As you can see, there are no functions to separate the following logic:

  1. Connecting to Cassandra
  2. Reading from Cassandra
  3. Writing to Cassandra

Now, watch Google Bard do some magic to clean things up.

Author’s Google Bard console screenshot

Now, sure there might be a few errors here and there. But, in my experience, it has been easy to catch these errors and make slight tweaks.

(6) Generate Database Queries

One of the best use cases of AI to boost your programming productivity has to be generating database queries. It does such a great job!

I am used to working with various DBs at once — PostgreSQL, MySQL, Amazon Redshift, Apache Cassandra, Redis, etc.

It’s next to impossible to remember different DB functions and database query designs as I am bouncing from one to another.

Enter Google Bard (or ChatGPT). You can give it your database schema and it can do the following (and more):

  1. Generate mock data
  2. Generate queries based on text input
  3. Execute a query on mock data to show you the output

As usual, let’s run through a real-life example.

At first, I am telling Google Bard about my database schema and it’s generating some mock data to play with.

Author’s Google Bard console screenshot

Then, I can actually tell it to generate queries for me and execute them too.

Author’s Google Bard console screenshot

Sure, sometimes if Google Bard struggles to understand the data types it can start hallucinating. However, if you are very particular about data types, it can do a great job.

When it comes to date and time formats especially, Google Bard can struggle. I would recommend copying/pasting some data from your actual DB to make it clear to Google Bard how your database is designed. You will get the most accurate answers that way.

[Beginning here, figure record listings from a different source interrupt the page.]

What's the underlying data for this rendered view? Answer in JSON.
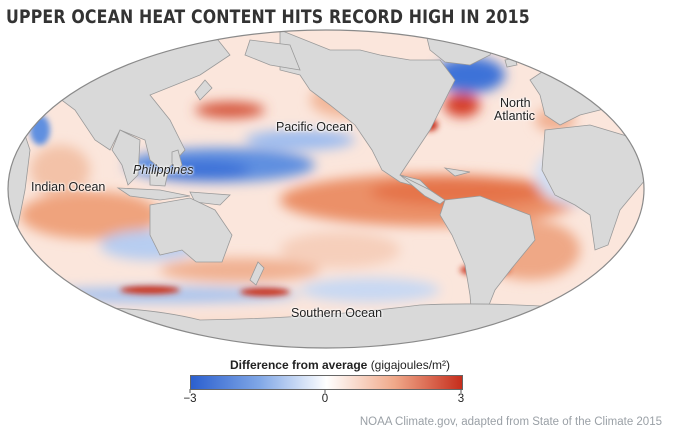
{
  "title": "UPPER OCEAN HEAT CONTENT HITS RECORD HIGH IN 2015",
  "map": {
    "projection": "Mollweide",
    "land_color": "#d9d9d9",
    "border_color": "#9a9a9a",
    "labels": {
      "pacific": "Pacific Ocean",
      "philippines": "Philippines",
      "indian": "Indian Ocean",
      "north_atlantic_1": "North",
      "north_atlantic_2": "Atlantic",
      "southern": "Southern Ocean"
    }
  },
  "legend": {
    "title": "Difference from average",
    "units": "(gigajoules/m²)",
    "min_label": "−3",
    "mid_label": "0",
    "max_label": "3",
    "colors": [
      "#2b5fcf",
      "#7fa6e6",
      "#ffffff",
      "#f0a98a",
      "#c62d1c"
    ]
  },
  "credit": "NOAA Climate.gov, adapted from State of the Climate 2015"
}
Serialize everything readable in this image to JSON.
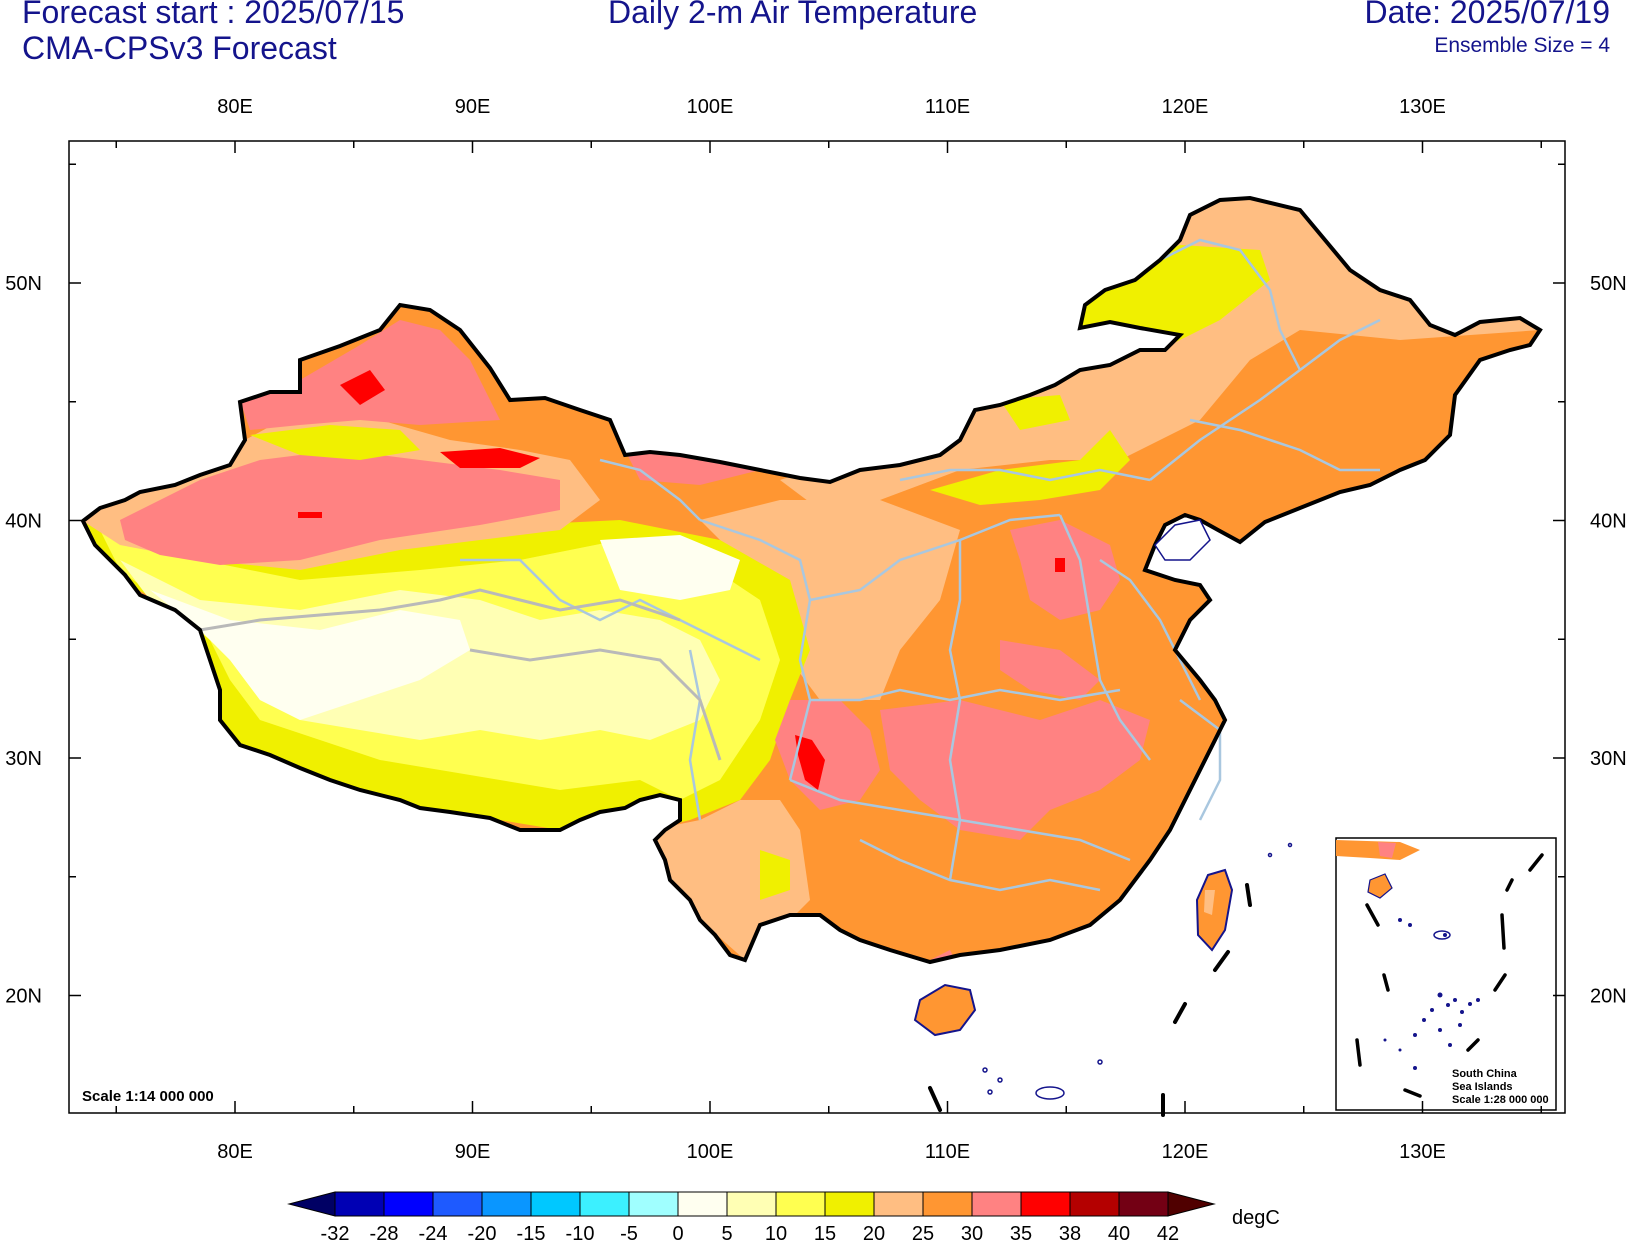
{
  "header": {
    "forecast_start": "Forecast start : 2025/07/15",
    "model": "CMA-CPSv3 Forecast",
    "title": "Daily 2-m Air Temperature",
    "date": "Date: 2025/07/19",
    "ensemble": "Ensemble Size = 4"
  },
  "map": {
    "scale_text": "Scale 1:14 000 000",
    "lon_labels": [
      "80E",
      "90E",
      "100E",
      "110E",
      "120E",
      "130E"
    ],
    "lat_labels": [
      "50N",
      "40N",
      "30N",
      "20N"
    ],
    "inset": {
      "line1": "South China",
      "line2": "Sea Islands",
      "line3": "Scale 1:28 000 000"
    },
    "colors": {
      "frame": "#000000",
      "border_province": "#a9c7df",
      "coast": "#14148c"
    }
  },
  "colorbar": {
    "unit": "degC",
    "labels": [
      "-32",
      "-28",
      "-24",
      "-20",
      "-15",
      "-10",
      "-5",
      "0",
      "5",
      "10",
      "15",
      "20",
      "25",
      "30",
      "35",
      "38",
      "40",
      "42"
    ],
    "colors": [
      "#000064",
      "#0000b4",
      "#0000ff",
      "#1e5aff",
      "#0a96ff",
      "#00c8ff",
      "#3cf0ff",
      "#a0ffff",
      "#fffff0",
      "#ffffb4",
      "#ffff50",
      "#f0f000",
      "#ffbe82",
      "#ff9632",
      "#ff8282",
      "#ff0000",
      "#b40000",
      "#730014",
      "#500000"
    ]
  }
}
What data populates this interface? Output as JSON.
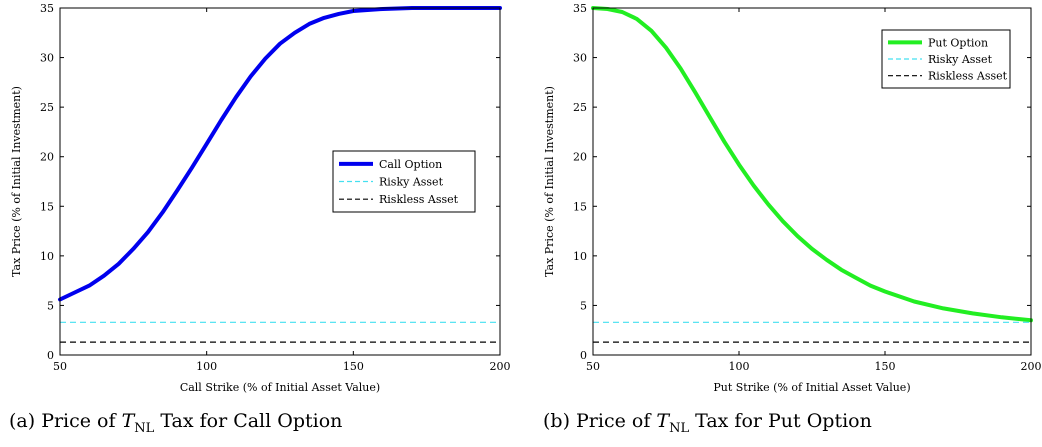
{
  "chart_data": [
    {
      "type": "line",
      "caption": {
        "prefix": "(a) Price of ",
        "math_main": "T",
        "math_sub": "NL",
        "suffix": " Tax for Call Option"
      },
      "xlabel": "Call Strike (% of Initial Asset Value)",
      "ylabel": "Tax Price (% of Initial Investment)",
      "xlim": [
        50,
        200
      ],
      "ylim": [
        0,
        35
      ],
      "xticks": [
        50,
        100,
        150,
        200
      ],
      "yticks": [
        0,
        5,
        10,
        15,
        20,
        25,
        30,
        35
      ],
      "grid": false,
      "legend": {
        "placement": "center-right",
        "entries": [
          "Call Option",
          "Risky Asset",
          "Riskless Asset"
        ]
      },
      "series": [
        {
          "name": "Call Option",
          "color": "#0000ee",
          "style": "solid",
          "width": 4,
          "x": [
            50,
            55,
            60,
            65,
            70,
            75,
            80,
            85,
            90,
            95,
            100,
            105,
            110,
            115,
            120,
            125,
            130,
            135,
            140,
            145,
            150,
            160,
            170,
            180,
            190,
            200
          ],
          "y": [
            5.6,
            6.3,
            7.0,
            8.0,
            9.2,
            10.7,
            12.4,
            14.4,
            16.6,
            18.9,
            21.3,
            23.7,
            26.0,
            28.1,
            29.9,
            31.4,
            32.5,
            33.4,
            34.0,
            34.4,
            34.7,
            34.9,
            35.0,
            35.0,
            35.0,
            35.0
          ]
        },
        {
          "name": "Risky Asset",
          "color": "#44e0f0",
          "style": "dashed",
          "width": 1.2,
          "x": [
            50,
            200
          ],
          "y": [
            3.3,
            3.3
          ]
        },
        {
          "name": "Riskless Asset",
          "color": "#000000",
          "style": "dashed",
          "width": 1.2,
          "x": [
            50,
            200
          ],
          "y": [
            1.3,
            1.3
          ]
        }
      ]
    },
    {
      "type": "line",
      "caption": {
        "prefix": "(b) Price of ",
        "math_main": "T",
        "math_sub": "NL",
        "suffix": " Tax for Put Option"
      },
      "xlabel": "Put Strike (% of Initial Asset Value)",
      "ylabel": "Tax Price (% of Initial Investment)",
      "xlim": [
        50,
        200
      ],
      "ylim": [
        0,
        35
      ],
      "xticks": [
        50,
        100,
        150,
        200
      ],
      "yticks": [
        0,
        5,
        10,
        15,
        20,
        25,
        30,
        35
      ],
      "grid": false,
      "legend": {
        "placement": "top-right",
        "entries": [
          "Put Option",
          "Risky Asset",
          "Riskless Asset"
        ]
      },
      "series": [
        {
          "name": "Put Option",
          "color": "#22ee22",
          "style": "solid",
          "width": 4,
          "x": [
            50,
            55,
            60,
            65,
            70,
            75,
            80,
            85,
            90,
            95,
            100,
            105,
            110,
            115,
            120,
            125,
            130,
            135,
            140,
            145,
            150,
            160,
            170,
            180,
            190,
            200
          ],
          "y": [
            35.0,
            34.9,
            34.6,
            33.9,
            32.7,
            31.0,
            28.9,
            26.5,
            24.0,
            21.5,
            19.2,
            17.1,
            15.2,
            13.5,
            12.0,
            10.7,
            9.6,
            8.6,
            7.8,
            7.0,
            6.4,
            5.4,
            4.7,
            4.2,
            3.8,
            3.5
          ]
        },
        {
          "name": "Risky Asset",
          "color": "#44e0f0",
          "style": "dashed",
          "width": 1.2,
          "x": [
            50,
            200
          ],
          "y": [
            3.3,
            3.3
          ]
        },
        {
          "name": "Riskless Asset",
          "color": "#000000",
          "style": "dashed",
          "width": 1.2,
          "x": [
            50,
            200
          ],
          "y": [
            1.3,
            1.3
          ]
        }
      ]
    }
  ]
}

(7) Debug with Error tracebacks

Lastly, ChatGPT or Google Bard can be your best debugging buddy.

When debugging though, I highly recommend telling the LLM model to cite its sources. Otherwise, it starts hallucinating very quickly.

The best starting point I found is to just copy/paste your error traceback, as well as tell the model about what you are trying to do.

Most likely its first answer won’t help you too much, but that’s a great opportunity to ask follow-up questions and drill down further and further until you reach the root cause.

Closing Thoughts

There you go, folks!

I hope this was helpful.

I will end with the most common disclaimer: both ChatGPT and Google Bard can easily spit out wrong answers.

A lot of the time you will need to manually tweak things afterward, but that’s one of the reasons AI cannot replace software engineers yet.

Use AI as a tool to boost your programming productivity, instead of believing and using everything it generates verbatim.